Par ailleurs, LLM Observability dispose d’un tableau de bord représentant un nuage de points pour classer les prompts et leurs résultats par sujet au fil du temps. Il s’agit d’identifier les thématiques les plus populaires et ceux où le modèle génère le plus de bonnes ou de mauvaises réponses.
Si pratiquement toutes les plateformes d’observabilité, y compris les outils open source, sont capables de traiter les données en provenance des applications et des modèles d’IA, avec LLM Observability, Datadog tente de se mettre au niveau d’acteurs spécialisés tels Honeycomb et Weight and Biases.

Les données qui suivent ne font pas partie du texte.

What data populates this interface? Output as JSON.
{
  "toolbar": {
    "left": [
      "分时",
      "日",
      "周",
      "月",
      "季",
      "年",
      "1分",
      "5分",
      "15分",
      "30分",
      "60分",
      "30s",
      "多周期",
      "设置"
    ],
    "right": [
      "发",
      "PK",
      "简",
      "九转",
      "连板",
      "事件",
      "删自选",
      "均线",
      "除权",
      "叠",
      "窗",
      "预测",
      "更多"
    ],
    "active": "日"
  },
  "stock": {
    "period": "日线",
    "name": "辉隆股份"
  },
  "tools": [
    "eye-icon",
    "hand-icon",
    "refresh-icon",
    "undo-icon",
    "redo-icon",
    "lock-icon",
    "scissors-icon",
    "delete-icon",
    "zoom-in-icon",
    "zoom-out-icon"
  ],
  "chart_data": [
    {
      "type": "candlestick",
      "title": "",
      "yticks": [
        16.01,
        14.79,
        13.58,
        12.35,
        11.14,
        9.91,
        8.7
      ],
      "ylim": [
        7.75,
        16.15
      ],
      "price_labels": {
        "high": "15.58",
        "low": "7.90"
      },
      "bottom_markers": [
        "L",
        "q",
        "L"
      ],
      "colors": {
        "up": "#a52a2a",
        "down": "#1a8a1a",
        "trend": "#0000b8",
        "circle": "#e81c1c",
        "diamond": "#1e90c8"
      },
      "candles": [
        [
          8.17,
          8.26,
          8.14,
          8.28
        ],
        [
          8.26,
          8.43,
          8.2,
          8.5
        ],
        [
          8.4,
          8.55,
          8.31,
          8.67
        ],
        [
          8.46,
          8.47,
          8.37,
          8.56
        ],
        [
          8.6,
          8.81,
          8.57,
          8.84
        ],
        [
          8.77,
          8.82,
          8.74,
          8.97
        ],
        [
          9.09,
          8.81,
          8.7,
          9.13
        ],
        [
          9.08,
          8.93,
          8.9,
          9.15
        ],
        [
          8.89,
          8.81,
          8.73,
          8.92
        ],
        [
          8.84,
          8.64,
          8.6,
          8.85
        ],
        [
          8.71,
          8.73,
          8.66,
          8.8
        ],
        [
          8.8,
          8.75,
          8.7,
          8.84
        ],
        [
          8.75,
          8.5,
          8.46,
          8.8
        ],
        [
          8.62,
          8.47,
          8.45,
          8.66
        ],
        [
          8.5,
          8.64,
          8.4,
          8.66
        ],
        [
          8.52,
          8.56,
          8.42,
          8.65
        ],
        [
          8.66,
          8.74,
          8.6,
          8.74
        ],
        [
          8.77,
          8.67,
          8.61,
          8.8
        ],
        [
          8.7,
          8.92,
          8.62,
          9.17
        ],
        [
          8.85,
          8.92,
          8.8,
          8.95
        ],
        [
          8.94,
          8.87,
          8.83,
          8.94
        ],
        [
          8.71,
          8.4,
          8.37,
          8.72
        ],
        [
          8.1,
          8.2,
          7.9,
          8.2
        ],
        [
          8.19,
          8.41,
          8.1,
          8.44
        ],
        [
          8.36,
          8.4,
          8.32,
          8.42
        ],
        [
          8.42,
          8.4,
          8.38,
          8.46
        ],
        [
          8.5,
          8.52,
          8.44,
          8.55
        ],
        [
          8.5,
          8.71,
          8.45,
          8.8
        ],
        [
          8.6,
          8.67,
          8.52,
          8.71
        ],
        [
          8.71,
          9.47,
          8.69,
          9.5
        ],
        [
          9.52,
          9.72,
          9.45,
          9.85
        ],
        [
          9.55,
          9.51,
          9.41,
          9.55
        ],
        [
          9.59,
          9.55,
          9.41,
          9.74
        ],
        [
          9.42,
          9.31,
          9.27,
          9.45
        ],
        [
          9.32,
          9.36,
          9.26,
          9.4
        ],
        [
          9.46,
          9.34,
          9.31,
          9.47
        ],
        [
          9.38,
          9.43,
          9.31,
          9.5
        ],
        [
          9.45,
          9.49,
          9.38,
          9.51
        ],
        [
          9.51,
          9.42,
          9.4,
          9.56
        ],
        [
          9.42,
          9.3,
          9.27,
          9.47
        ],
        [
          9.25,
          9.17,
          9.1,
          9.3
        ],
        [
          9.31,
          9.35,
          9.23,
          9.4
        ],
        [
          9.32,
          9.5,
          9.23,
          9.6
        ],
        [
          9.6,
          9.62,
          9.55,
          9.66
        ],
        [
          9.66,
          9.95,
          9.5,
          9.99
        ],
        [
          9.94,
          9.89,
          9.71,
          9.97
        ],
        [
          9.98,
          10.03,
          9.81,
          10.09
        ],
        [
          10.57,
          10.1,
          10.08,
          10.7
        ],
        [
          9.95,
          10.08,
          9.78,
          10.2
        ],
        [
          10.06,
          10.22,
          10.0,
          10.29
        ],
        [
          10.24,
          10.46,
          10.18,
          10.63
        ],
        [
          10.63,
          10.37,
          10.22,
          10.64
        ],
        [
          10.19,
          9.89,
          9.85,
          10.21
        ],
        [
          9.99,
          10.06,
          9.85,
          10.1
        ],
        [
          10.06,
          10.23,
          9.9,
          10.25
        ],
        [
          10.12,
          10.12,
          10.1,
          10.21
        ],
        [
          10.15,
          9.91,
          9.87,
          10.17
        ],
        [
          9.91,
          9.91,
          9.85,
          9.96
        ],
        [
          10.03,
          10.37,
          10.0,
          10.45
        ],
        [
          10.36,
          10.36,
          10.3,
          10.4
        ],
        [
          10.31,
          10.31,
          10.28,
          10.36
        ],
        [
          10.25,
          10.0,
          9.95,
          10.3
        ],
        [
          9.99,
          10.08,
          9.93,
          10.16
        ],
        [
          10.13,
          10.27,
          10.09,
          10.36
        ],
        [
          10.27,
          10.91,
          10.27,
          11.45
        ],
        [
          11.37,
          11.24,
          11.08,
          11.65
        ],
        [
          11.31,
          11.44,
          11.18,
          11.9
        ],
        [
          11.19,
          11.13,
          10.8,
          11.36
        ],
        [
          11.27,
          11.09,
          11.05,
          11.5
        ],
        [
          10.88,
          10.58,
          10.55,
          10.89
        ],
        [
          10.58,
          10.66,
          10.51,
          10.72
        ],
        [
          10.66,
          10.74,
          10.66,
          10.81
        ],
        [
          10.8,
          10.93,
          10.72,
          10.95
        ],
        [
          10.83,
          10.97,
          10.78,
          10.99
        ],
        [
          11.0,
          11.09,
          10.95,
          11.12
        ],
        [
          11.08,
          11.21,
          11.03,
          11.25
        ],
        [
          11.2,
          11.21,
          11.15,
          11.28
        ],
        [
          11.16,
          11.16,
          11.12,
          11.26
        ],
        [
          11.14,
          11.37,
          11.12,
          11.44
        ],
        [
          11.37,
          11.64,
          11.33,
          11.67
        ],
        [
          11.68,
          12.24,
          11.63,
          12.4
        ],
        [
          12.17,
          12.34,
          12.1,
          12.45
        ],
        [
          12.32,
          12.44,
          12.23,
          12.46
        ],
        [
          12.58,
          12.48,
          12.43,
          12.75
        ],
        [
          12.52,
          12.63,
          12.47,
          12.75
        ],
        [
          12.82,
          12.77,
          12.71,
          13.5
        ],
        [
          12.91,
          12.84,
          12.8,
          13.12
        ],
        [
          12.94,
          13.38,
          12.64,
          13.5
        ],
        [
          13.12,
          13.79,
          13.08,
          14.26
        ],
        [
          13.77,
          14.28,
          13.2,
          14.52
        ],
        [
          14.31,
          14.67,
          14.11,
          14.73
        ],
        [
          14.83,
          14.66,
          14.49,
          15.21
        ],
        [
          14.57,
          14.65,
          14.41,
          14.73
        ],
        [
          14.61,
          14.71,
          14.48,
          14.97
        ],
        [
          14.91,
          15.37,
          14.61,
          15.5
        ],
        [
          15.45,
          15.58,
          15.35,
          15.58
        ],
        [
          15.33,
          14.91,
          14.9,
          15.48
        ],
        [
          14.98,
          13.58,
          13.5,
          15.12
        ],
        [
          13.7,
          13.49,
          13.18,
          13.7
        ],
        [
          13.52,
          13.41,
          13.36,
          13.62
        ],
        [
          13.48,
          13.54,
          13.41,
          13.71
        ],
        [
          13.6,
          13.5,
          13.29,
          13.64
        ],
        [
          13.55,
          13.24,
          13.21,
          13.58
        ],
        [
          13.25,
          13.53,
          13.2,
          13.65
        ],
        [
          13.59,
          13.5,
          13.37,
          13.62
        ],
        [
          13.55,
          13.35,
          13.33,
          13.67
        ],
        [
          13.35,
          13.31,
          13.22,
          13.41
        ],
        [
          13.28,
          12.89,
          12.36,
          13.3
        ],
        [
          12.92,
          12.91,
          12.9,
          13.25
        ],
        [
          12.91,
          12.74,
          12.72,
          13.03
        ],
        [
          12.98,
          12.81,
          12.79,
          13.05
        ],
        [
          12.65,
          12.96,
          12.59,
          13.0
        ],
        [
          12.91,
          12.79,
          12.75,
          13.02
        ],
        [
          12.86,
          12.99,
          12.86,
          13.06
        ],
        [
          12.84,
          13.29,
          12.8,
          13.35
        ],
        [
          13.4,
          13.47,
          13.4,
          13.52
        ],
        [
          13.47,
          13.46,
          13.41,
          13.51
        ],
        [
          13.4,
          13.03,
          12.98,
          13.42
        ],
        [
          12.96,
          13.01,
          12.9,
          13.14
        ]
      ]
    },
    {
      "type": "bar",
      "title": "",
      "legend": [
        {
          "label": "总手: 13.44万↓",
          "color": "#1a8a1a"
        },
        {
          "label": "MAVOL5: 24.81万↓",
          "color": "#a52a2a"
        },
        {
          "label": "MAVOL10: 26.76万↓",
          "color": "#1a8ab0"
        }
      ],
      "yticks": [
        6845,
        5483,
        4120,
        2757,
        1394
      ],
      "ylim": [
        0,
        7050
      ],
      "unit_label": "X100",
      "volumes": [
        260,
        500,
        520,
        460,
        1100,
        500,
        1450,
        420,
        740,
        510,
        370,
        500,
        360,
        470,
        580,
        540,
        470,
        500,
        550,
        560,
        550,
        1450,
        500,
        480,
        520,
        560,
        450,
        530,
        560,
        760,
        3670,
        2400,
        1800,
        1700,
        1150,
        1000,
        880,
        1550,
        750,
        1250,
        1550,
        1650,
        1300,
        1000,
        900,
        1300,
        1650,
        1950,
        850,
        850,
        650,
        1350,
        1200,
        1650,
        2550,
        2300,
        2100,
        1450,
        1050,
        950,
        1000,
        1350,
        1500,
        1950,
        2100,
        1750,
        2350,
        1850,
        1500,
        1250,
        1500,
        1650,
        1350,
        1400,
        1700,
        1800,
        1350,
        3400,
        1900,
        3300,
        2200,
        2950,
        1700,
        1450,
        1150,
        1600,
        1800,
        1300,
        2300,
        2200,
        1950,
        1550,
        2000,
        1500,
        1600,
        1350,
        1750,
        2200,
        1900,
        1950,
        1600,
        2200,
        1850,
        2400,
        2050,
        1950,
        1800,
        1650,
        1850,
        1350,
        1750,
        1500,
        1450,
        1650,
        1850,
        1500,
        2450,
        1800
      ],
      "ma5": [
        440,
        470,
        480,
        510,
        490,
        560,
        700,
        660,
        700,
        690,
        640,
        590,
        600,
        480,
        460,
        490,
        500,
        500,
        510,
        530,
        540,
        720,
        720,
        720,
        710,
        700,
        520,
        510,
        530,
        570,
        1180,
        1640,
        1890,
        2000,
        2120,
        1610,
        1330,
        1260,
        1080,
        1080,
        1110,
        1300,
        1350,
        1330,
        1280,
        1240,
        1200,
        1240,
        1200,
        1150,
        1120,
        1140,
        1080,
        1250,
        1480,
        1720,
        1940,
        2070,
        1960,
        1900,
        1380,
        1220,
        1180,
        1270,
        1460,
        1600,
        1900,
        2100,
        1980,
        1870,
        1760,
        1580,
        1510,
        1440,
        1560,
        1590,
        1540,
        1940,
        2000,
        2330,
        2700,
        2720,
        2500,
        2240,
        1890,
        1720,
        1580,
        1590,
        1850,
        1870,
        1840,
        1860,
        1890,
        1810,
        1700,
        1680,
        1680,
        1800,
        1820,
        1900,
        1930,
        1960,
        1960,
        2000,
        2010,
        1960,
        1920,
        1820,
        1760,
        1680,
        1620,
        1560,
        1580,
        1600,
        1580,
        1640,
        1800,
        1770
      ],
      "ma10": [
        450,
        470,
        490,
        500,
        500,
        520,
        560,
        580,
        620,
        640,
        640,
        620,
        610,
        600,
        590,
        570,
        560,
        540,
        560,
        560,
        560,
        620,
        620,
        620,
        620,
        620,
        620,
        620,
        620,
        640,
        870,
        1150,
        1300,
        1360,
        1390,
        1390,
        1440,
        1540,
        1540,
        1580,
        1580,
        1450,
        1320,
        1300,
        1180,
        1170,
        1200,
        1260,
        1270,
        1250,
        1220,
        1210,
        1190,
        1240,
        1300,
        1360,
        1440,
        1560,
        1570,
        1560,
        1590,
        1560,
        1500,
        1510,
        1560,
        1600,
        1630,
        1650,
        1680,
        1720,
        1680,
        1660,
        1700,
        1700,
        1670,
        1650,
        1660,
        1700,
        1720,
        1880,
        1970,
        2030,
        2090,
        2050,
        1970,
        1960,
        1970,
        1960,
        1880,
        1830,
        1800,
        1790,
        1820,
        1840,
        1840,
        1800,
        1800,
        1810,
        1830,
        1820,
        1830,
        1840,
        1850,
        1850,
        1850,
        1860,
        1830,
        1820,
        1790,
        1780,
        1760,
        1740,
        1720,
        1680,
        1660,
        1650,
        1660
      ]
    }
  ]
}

C’est le bon moment pour Datadog : les entreprises multiplient les expérimentations et les cas d’usage, soit par leurs propres moyens, soit avec le soutien d’ESN, comme Capgemini ou SFEIR. Mais ce type de solution semble davantage orienté pour les usages massifs de l’IA générative que l’on observe aujourd’hui chez les géants du Web, dont Microsoft et Google.
De plus, c’est aux développeurs, aux data scientists et aux data engineers de décider si ce type de traceurs leur sont utiles. Si Datadog articule sur le papier l’observabilité de bout en bout des stacks LLM, les ingénieurs doivent tout de même assurer leur instrumentation.